Leaders work hard to make links with parents and carers and with the local community. For example, the annual Christmas party for elderly local residents is a highlight of the year. The academy’s reputation is rising, and more parents are choosing it than ever before.  


The arrangements for safeguarding are effective. 

Leaders make thorough checks to ensure that staff are safe to work in the school. The staff with specific safeguarding responsibilities know what they are doing. The systems to spot whether pupils are at risk work well, and leaders keep careful records. Staff and governors are trained in safeguarding. They know what to do if they have concerns. When extra help is needed, safeguarding leaders contact the right people in other organisations, such as social services or the police. Pupils know how to stay safe, including when online. Leaders make sure that pupils who attend off-site learning provision are safe. 

What does the school need to do to improve? 

(Information for the school and appropriate authority) 

◼ Teachers question pupils effectively in most subjects, in order to test pupils’ understanding. Leaders must ensure that teachers in all subject areas check systematically that pupils have grasped key ideas before moving on, and adapt their teaching as necessary. This will ensure that pupils know more and remember more.  

◼ Recently implemented strategies to develop pupils’ memory and recall are not yet having enough impact. Pupils cannot always remember what they have learned in the past. Leaders should ensure that pupils revisit their prior learning so that they are able to remember and recall their knowledge.   

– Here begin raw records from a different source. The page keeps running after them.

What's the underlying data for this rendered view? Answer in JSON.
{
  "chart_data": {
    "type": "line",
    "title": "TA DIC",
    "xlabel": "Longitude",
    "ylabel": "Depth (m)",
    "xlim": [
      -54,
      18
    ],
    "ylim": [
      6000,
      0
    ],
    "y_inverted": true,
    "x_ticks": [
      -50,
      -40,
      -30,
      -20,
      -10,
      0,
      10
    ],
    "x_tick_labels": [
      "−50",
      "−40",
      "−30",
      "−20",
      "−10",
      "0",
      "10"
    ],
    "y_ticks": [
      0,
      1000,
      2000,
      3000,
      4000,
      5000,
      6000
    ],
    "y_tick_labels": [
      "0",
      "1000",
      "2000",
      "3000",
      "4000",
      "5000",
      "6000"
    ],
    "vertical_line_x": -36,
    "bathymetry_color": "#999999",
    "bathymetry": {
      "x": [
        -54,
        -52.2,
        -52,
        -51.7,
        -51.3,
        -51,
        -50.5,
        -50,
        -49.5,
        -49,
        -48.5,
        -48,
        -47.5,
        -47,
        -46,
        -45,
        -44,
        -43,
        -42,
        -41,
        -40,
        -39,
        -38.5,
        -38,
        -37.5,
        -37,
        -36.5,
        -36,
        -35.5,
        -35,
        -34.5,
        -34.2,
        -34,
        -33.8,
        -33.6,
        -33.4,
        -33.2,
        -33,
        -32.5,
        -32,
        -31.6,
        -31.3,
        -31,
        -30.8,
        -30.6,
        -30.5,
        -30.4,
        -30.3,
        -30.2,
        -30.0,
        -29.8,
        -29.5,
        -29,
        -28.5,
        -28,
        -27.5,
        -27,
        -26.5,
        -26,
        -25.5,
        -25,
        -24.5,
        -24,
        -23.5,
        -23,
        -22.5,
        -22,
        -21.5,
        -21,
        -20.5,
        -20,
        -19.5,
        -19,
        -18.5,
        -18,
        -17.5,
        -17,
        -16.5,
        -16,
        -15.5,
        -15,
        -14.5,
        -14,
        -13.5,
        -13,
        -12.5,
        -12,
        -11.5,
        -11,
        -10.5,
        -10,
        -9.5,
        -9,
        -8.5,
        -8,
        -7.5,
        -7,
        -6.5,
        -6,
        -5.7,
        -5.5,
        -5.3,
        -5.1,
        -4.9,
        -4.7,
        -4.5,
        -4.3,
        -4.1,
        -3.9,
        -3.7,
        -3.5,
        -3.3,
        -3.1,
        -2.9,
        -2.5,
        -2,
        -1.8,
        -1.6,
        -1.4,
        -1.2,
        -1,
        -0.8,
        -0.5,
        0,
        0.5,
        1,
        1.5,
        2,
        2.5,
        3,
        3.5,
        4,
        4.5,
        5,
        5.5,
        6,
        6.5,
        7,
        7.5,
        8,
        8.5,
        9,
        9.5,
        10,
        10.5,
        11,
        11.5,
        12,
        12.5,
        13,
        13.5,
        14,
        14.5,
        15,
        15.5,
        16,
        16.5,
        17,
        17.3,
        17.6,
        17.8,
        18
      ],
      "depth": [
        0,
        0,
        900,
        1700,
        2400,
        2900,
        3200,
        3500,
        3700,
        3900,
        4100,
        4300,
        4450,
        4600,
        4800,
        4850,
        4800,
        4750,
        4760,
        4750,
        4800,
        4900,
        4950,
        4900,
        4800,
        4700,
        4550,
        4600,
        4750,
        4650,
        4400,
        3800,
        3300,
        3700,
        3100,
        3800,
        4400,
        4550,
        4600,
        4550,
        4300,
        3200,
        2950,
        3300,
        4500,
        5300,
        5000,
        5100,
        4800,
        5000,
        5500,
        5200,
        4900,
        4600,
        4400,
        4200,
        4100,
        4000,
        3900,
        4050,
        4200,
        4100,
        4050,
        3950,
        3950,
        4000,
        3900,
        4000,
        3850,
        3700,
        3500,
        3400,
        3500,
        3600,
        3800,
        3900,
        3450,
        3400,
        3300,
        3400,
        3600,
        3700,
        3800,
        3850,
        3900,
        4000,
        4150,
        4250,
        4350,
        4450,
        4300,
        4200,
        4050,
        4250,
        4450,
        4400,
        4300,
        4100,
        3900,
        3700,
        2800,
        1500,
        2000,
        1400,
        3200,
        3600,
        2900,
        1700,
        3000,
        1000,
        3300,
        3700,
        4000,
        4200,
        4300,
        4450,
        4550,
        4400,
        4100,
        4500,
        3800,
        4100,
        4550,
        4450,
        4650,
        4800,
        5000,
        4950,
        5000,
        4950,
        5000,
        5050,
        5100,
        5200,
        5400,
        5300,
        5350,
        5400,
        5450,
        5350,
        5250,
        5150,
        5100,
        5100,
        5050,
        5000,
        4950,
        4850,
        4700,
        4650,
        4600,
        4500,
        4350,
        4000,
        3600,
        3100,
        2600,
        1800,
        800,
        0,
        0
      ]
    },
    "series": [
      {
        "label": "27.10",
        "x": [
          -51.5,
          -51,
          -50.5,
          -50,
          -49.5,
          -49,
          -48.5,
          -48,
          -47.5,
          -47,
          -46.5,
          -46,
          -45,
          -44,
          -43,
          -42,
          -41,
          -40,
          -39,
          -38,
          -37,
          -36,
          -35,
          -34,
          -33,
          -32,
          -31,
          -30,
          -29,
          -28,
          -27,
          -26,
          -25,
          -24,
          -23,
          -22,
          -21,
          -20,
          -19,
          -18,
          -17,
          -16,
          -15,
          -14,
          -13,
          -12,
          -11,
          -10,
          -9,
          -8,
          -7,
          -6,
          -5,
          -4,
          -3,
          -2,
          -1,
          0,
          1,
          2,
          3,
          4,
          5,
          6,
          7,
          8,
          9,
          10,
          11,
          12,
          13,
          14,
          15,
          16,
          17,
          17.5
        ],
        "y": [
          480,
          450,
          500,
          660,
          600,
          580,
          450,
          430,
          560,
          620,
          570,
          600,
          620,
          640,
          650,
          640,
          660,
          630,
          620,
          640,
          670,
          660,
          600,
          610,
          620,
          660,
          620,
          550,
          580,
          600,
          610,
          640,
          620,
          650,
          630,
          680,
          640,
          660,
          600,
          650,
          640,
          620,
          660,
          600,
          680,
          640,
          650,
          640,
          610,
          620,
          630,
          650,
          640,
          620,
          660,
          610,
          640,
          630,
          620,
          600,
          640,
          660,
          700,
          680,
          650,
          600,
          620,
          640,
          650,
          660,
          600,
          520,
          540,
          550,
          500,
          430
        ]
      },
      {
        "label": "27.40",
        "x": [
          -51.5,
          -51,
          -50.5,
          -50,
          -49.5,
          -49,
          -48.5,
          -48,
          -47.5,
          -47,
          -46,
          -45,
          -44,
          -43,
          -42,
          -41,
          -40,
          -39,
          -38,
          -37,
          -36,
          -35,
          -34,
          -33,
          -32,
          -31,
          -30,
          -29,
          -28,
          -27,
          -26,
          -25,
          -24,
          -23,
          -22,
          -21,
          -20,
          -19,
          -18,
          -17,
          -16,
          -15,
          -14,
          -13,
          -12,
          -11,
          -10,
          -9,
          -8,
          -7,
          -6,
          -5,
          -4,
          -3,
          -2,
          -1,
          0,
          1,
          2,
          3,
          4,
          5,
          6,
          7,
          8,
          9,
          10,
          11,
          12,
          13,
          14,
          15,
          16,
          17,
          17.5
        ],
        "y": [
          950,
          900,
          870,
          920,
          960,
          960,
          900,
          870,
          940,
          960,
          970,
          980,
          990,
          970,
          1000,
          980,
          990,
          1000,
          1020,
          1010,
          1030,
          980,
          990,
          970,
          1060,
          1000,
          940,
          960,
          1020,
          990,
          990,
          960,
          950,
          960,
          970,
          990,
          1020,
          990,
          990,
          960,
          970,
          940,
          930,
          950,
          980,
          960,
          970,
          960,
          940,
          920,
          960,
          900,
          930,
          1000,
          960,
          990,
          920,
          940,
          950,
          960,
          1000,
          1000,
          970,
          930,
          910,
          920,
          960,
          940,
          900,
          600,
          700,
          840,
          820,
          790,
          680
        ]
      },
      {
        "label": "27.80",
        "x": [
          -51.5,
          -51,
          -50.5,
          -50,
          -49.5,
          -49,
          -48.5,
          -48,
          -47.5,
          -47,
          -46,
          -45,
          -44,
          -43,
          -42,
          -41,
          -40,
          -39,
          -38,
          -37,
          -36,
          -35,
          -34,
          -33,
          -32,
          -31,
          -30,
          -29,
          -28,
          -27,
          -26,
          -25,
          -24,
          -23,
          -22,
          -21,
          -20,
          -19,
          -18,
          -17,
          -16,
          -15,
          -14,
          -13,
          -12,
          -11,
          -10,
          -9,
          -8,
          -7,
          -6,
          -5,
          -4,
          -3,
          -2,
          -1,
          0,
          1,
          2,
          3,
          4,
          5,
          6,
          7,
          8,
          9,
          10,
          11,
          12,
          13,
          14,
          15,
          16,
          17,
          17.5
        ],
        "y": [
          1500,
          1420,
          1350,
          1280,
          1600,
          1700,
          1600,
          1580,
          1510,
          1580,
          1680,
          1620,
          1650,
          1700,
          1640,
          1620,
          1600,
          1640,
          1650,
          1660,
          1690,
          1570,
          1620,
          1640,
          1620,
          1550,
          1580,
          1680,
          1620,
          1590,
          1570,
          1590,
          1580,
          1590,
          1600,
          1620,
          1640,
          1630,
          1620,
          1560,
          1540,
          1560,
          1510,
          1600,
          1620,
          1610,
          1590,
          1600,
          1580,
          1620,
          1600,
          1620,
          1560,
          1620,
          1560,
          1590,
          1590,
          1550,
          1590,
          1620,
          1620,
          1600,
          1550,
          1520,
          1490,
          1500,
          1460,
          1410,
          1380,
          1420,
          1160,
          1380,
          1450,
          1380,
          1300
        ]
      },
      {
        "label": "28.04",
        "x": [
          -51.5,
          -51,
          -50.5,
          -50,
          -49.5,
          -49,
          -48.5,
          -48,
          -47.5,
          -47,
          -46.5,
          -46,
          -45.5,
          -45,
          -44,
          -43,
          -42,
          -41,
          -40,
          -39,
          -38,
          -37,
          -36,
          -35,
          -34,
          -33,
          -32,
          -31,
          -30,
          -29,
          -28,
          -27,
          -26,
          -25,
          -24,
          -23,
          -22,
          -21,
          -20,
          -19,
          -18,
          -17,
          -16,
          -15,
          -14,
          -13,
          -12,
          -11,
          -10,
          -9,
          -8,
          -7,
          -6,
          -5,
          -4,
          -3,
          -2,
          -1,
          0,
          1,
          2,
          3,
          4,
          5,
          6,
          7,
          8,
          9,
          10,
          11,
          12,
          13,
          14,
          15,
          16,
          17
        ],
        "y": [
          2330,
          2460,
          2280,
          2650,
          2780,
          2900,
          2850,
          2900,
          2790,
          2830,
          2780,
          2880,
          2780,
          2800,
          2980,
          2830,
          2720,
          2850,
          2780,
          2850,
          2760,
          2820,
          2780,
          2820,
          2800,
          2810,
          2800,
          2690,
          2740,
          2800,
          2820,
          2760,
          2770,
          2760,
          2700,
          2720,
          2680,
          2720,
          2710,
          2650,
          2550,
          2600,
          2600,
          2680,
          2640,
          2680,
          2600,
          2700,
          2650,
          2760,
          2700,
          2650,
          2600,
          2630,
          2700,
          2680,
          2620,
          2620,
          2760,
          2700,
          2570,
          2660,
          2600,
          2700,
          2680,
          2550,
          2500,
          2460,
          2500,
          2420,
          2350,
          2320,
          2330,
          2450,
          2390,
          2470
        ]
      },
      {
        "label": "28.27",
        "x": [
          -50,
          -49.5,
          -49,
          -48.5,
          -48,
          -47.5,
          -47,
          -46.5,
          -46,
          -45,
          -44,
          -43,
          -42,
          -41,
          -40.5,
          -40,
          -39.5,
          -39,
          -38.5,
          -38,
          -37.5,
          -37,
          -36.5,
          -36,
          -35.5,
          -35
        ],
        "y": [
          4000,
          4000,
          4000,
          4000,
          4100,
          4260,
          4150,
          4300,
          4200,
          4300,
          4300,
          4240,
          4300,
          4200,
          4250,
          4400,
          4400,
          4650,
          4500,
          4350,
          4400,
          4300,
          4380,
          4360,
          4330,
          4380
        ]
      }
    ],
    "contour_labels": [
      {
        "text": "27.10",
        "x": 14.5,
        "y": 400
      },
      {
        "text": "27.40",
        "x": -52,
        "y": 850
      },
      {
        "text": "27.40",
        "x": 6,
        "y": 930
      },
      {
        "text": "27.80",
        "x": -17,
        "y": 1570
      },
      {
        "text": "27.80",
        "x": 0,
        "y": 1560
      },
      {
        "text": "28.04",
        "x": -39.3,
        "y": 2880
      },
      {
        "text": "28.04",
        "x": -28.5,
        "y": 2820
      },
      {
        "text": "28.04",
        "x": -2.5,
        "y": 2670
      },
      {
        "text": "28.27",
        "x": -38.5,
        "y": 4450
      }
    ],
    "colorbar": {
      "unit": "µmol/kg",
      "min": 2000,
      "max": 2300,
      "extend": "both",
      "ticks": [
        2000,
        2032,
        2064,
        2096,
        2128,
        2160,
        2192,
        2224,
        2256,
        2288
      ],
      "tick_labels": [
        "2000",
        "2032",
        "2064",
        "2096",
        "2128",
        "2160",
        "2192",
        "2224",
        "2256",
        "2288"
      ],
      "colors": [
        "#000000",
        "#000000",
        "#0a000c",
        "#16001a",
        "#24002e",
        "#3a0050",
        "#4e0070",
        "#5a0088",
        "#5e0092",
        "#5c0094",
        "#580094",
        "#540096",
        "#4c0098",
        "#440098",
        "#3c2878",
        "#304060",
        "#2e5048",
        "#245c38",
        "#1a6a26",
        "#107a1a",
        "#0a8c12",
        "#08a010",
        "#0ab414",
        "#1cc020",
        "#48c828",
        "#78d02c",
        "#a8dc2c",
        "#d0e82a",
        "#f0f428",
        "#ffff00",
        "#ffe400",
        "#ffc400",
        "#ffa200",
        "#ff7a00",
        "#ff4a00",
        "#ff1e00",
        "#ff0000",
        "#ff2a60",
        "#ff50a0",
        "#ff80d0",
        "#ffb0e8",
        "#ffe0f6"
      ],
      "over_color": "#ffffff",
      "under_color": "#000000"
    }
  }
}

◼ Pupils’ attitudes to learning are much more positive than in the past. They are mostly keen to learn. Teachers should capitalise on this by asking more of pupils in class, so that they achieve more highly. 

◼ While school attendance for all groups is greatly improved, there are still a number of disadvantaged pupils and some with SEND who are missing too much school. This is hindering their ability to make progress through the curriculum. Leaders should continue to work proactively with these families so that the attendance rate continues to improve.